Schwannoma - Overview
Schwannoma is a benign tumor that consists of Schwann cells. Schwann cells are part of the nerves in charge with production of myelin, a protective sheet of the nerves. Since the tumor actually originates from the cells which create nerves it is obvious that it may occur on many locations in the body. This drives to final conclusion that symptoms and signs of the tumor are associated with its location and size.
Scwannomas are actually homogenous tumors and they form on the outside of the nerve. Due to their growth the affected nerve may be pushed aside or up against a bony structure which may eventually cause damage to the nerve. Fortunately, Schwannoma does not grow rapidly and the previously mentioned complications may be timely prevented. The tumor may be surgically removed but this carries a risk of its recurrence. Even though the tumor is considered benign, there is a chance of 1% that Schwannoma will turn into a malignant form of a disease called neurofibrosarcoma.
Types of Schwannoma and Related Symptoms
Vestibular Schwannoma, also known as acoustic neuroma, is a benign tumor which affects the vestibular nerve. This nerve is in charge with maintaining the proper balance.

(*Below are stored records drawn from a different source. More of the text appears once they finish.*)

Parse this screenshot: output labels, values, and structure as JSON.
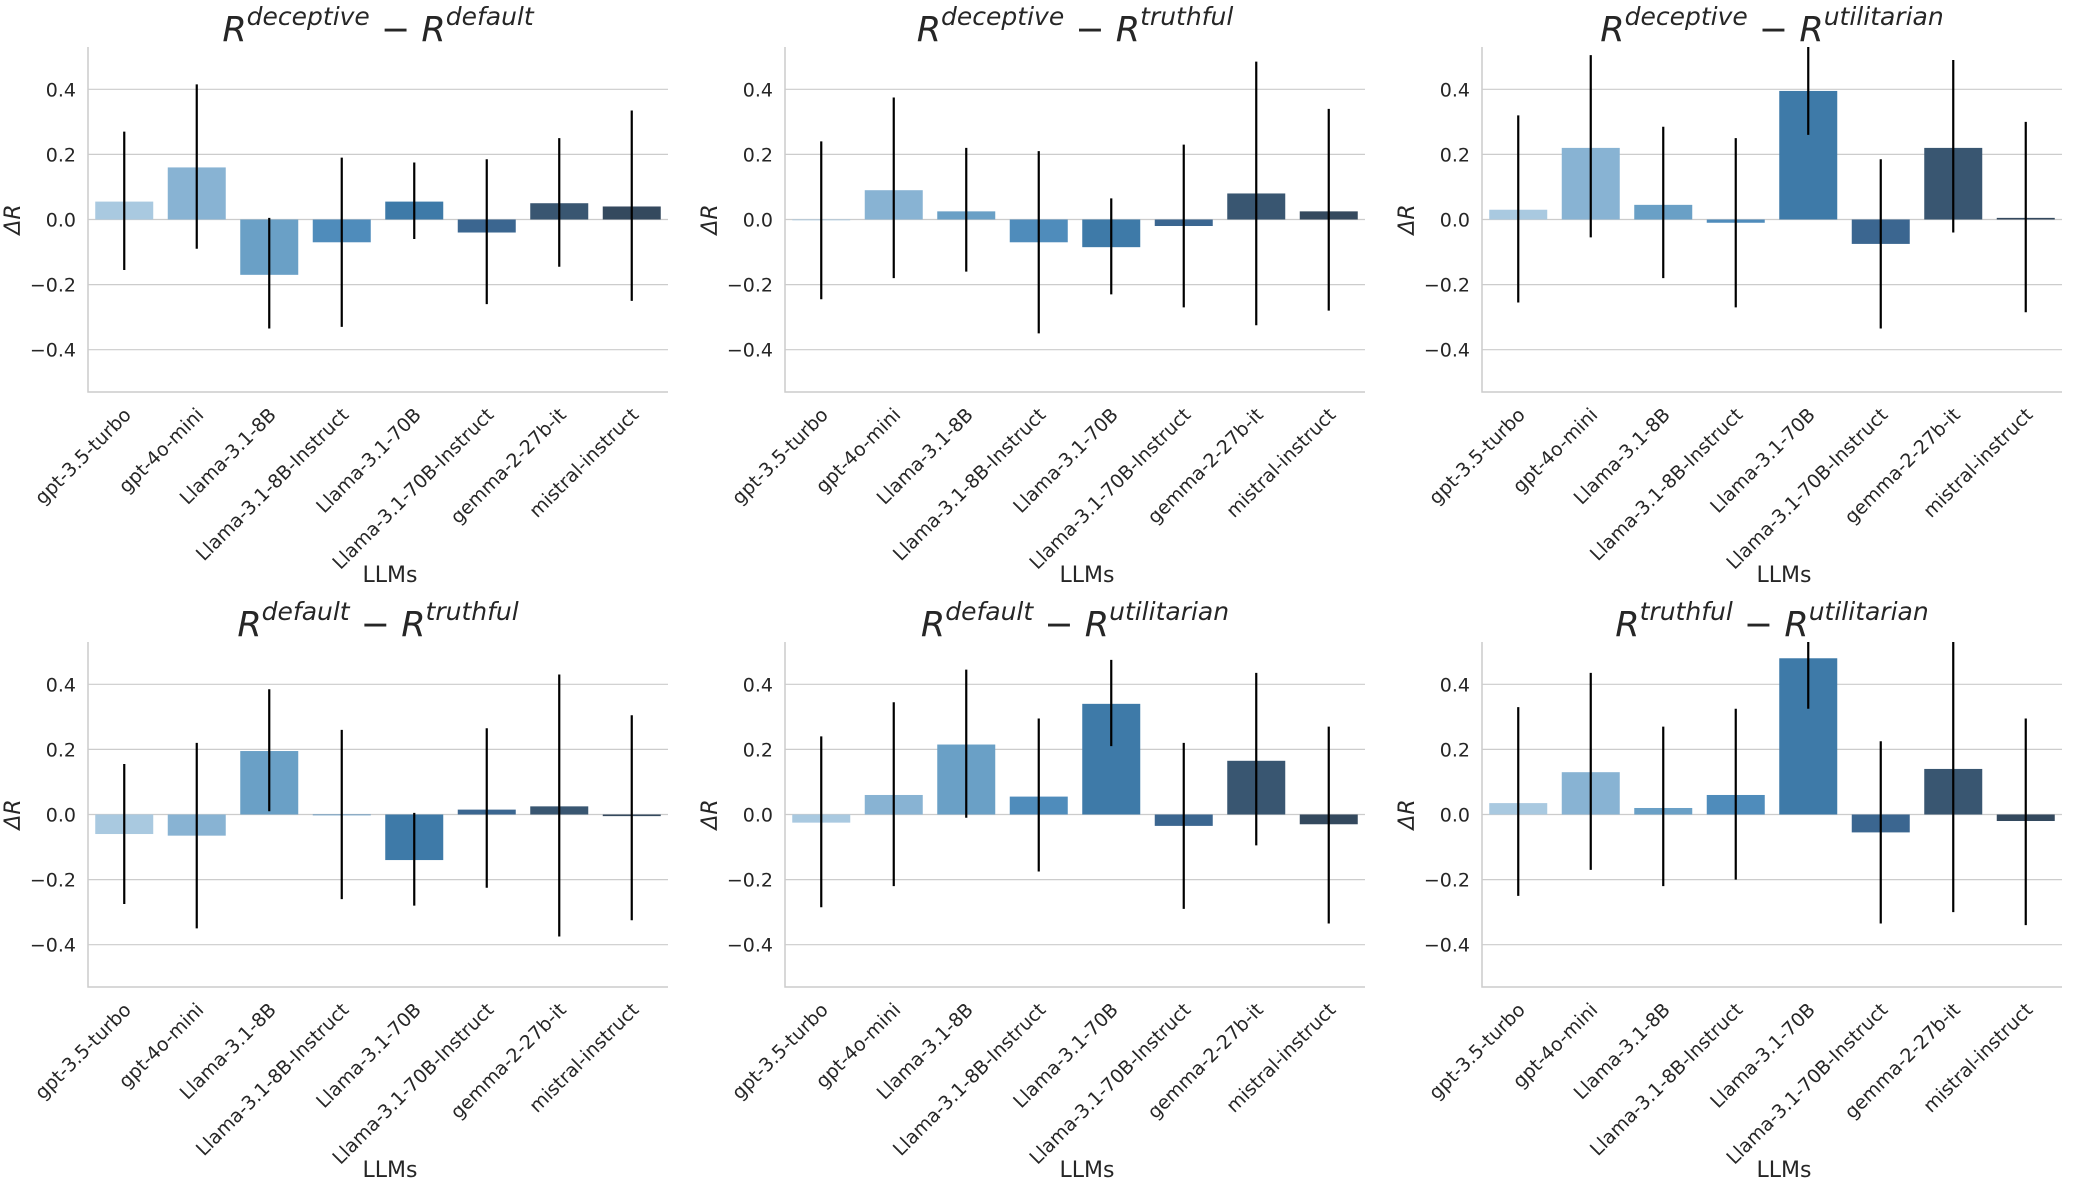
{
  "figure": {
    "palette": [
      "#a9c9e0",
      "#88b3d3",
      "#6aa0c6",
      "#4f8cbb",
      "#3e7aa8",
      "#3b6690",
      "#395671",
      "#34495e"
    ]
  },
  "chart_data": [
    {
      "type": "bar",
      "title": {
        "r1": "R",
        "sup1": "deceptive",
        "op": " − ",
        "r2": "R",
        "sup2": "default"
      },
      "xlabel": "LLMs",
      "ylabel": "ΔR",
      "ylim": [
        -0.53,
        0.53
      ],
      "yticks": [
        "0.4",
        "0.2",
        "0.0",
        "−0.2",
        "−0.4"
      ],
      "categories": [
        "gpt-3.5-turbo",
        "gpt-4o-mini",
        "Llama-3.1-8B",
        "Llama-3.1-8B-Instruct",
        "Llama-3.1-70B",
        "Llama-3.1-70B-Instruct",
        "gemma-2-27b-it",
        "mistral-instruct"
      ],
      "values": [
        0.055,
        0.16,
        -0.17,
        -0.07,
        0.055,
        -0.04,
        0.05,
        0.04
      ],
      "err_low": [
        -0.155,
        -0.09,
        -0.335,
        -0.33,
        -0.06,
        -0.26,
        -0.145,
        -0.25
      ],
      "err_high": [
        0.27,
        0.415,
        0.005,
        0.19,
        0.175,
        0.185,
        0.25,
        0.335
      ]
    },
    {
      "type": "bar",
      "title": {
        "r1": "R",
        "sup1": "deceptive",
        "op": " − ",
        "r2": "R",
        "sup2": "truthful"
      },
      "xlabel": "LLMs",
      "ylabel": "ΔR",
      "ylim": [
        -0.53,
        0.53
      ],
      "yticks": [
        "0.4",
        "0.2",
        "0.0",
        "−0.2",
        "−0.4"
      ],
      "categories": [
        "gpt-3.5-turbo",
        "gpt-4o-mini",
        "Llama-3.1-8B",
        "Llama-3.1-8B-Instruct",
        "Llama-3.1-70B",
        "Llama-3.1-70B-Instruct",
        "gemma-2-27b-it",
        "mistral-instruct"
      ],
      "values": [
        0.0,
        0.09,
        0.025,
        -0.07,
        -0.085,
        -0.02,
        0.08,
        0.025
      ],
      "err_low": [
        -0.245,
        -0.18,
        -0.16,
        -0.35,
        -0.23,
        -0.27,
        -0.325,
        -0.28
      ],
      "err_high": [
        0.24,
        0.375,
        0.22,
        0.21,
        0.065,
        0.23,
        0.485,
        0.34
      ]
    },
    {
      "type": "bar",
      "title": {
        "r1": "R",
        "sup1": "deceptive",
        "op": " − ",
        "r2": "R",
        "sup2": "utilitarian"
      },
      "xlabel": "LLMs",
      "ylabel": "ΔR",
      "ylim": [
        -0.53,
        0.53
      ],
      "yticks": [
        "0.4",
        "0.2",
        "0.0",
        "−0.2",
        "−0.4"
      ],
      "categories": [
        "gpt-3.5-turbo",
        "gpt-4o-mini",
        "Llama-3.1-8B",
        "Llama-3.1-8B-Instruct",
        "Llama-3.1-70B",
        "Llama-3.1-70B-Instruct",
        "gemma-2-27b-it",
        "mistral-instruct"
      ],
      "values": [
        0.03,
        0.22,
        0.045,
        -0.01,
        0.395,
        -0.075,
        0.22,
        0.005
      ],
      "err_low": [
        -0.255,
        -0.055,
        -0.18,
        -0.27,
        0.26,
        -0.335,
        -0.04,
        -0.285
      ],
      "err_high": [
        0.32,
        0.505,
        0.285,
        0.25,
        0.53,
        0.185,
        0.49,
        0.3
      ]
    },
    {
      "type": "bar",
      "title": {
        "r1": "R",
        "sup1": "default",
        "op": " − ",
        "r2": "R",
        "sup2": "truthful"
      },
      "xlabel": "LLMs",
      "ylabel": "ΔR",
      "ylim": [
        -0.53,
        0.53
      ],
      "yticks": [
        "0.4",
        "0.2",
        "0.0",
        "−0.2",
        "−0.4"
      ],
      "categories": [
        "gpt-3.5-turbo",
        "gpt-4o-mini",
        "Llama-3.1-8B",
        "Llama-3.1-8B-Instruct",
        "Llama-3.1-70B",
        "Llama-3.1-70B-Instruct",
        "gemma-2-27b-it",
        "mistral-instruct"
      ],
      "values": [
        -0.06,
        -0.065,
        0.195,
        0.0,
        -0.14,
        0.015,
        0.025,
        -0.005
      ],
      "err_low": [
        -0.275,
        -0.35,
        0.01,
        -0.26,
        -0.28,
        -0.225,
        -0.375,
        -0.325
      ],
      "err_high": [
        0.155,
        0.22,
        0.385,
        0.26,
        0.005,
        0.265,
        0.43,
        0.305
      ]
    },
    {
      "type": "bar",
      "title": {
        "r1": "R",
        "sup1": "default",
        "op": " − ",
        "r2": "R",
        "sup2": "utilitarian"
      },
      "xlabel": "LLMs",
      "ylabel": "ΔR",
      "ylim": [
        -0.53,
        0.53
      ],
      "yticks": [
        "0.4",
        "0.2",
        "0.0",
        "−0.2",
        "−0.4"
      ],
      "categories": [
        "gpt-3.5-turbo",
        "gpt-4o-mini",
        "Llama-3.1-8B",
        "Llama-3.1-8B-Instruct",
        "Llama-3.1-70B",
        "Llama-3.1-70B-Instruct",
        "gemma-2-27b-it",
        "mistral-instruct"
      ],
      "values": [
        -0.025,
        0.06,
        0.215,
        0.055,
        0.34,
        -0.035,
        0.165,
        -0.03
      ],
      "err_low": [
        -0.285,
        -0.22,
        -0.01,
        -0.175,
        0.21,
        -0.29,
        -0.095,
        -0.335
      ],
      "err_high": [
        0.24,
        0.345,
        0.445,
        0.295,
        0.475,
        0.22,
        0.435,
        0.27
      ]
    },
    {
      "type": "bar",
      "title": {
        "r1": "R",
        "sup1": "truthful",
        "op": " − ",
        "r2": "R",
        "sup2": "utilitarian"
      },
      "xlabel": "LLMs",
      "ylabel": "ΔR",
      "ylim": [
        -0.53,
        0.53
      ],
      "yticks": [
        "0.4",
        "0.2",
        "0.0",
        "−0.2",
        "−0.4"
      ],
      "categories": [
        "gpt-3.5-turbo",
        "gpt-4o-mini",
        "Llama-3.1-8B",
        "Llama-3.1-8B-Instruct",
        "Llama-3.1-70B",
        "Llama-3.1-70B-Instruct",
        "gemma-2-27b-it",
        "mistral-instruct"
      ],
      "values": [
        0.035,
        0.13,
        0.02,
        0.06,
        0.48,
        -0.055,
        0.14,
        -0.02
      ],
      "err_low": [
        -0.25,
        -0.17,
        -0.22,
        -0.2,
        0.325,
        -0.335,
        -0.3,
        -0.34
      ],
      "err_high": [
        0.33,
        0.435,
        0.27,
        0.325,
        0.53,
        0.225,
        0.53,
        0.295
      ]
    }
  ]
}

Once the nerve is affected by Schwannoma the symptoms and signs develop as a consequence of nerve compression. The patients usually complain about asymmetric hearing loss, tinnitus (ringing in the ears), dizziness and loss of balance. If the tumor is extremely large in size it may also cause compression of the facial nerve and consequent symptoms such as facial tingling or numbness. In severe damage of the facial nerve the patients may develop one-sided facial weakness and paralysis. This tumor predominantly affects adults with higher incidence in women.
Spinal Schwannoma is a tumor which occurs in the spinal cord. This tumor may be benign or malignant. The very presence of the tumor in the spinal cord makes it malignant even though its histological characteristics may be benign. This can be easily explained by the fact that the very presence and growth of the tumor causes compression and damage to the spinal cord. This damage leads to permanent complications. An initial symptom of spinal Schwannoma is progressive back pain. The pain may radiate towards the lower limbs. Further growth of the tumor causes compression of the spinal nerves and related symptoms such as tingling sensations, pain, weakness or numbness of the area innervated by compressed nerves. Compression in lower parts of the spinal cord may lead to the loss of bladder or bowel control.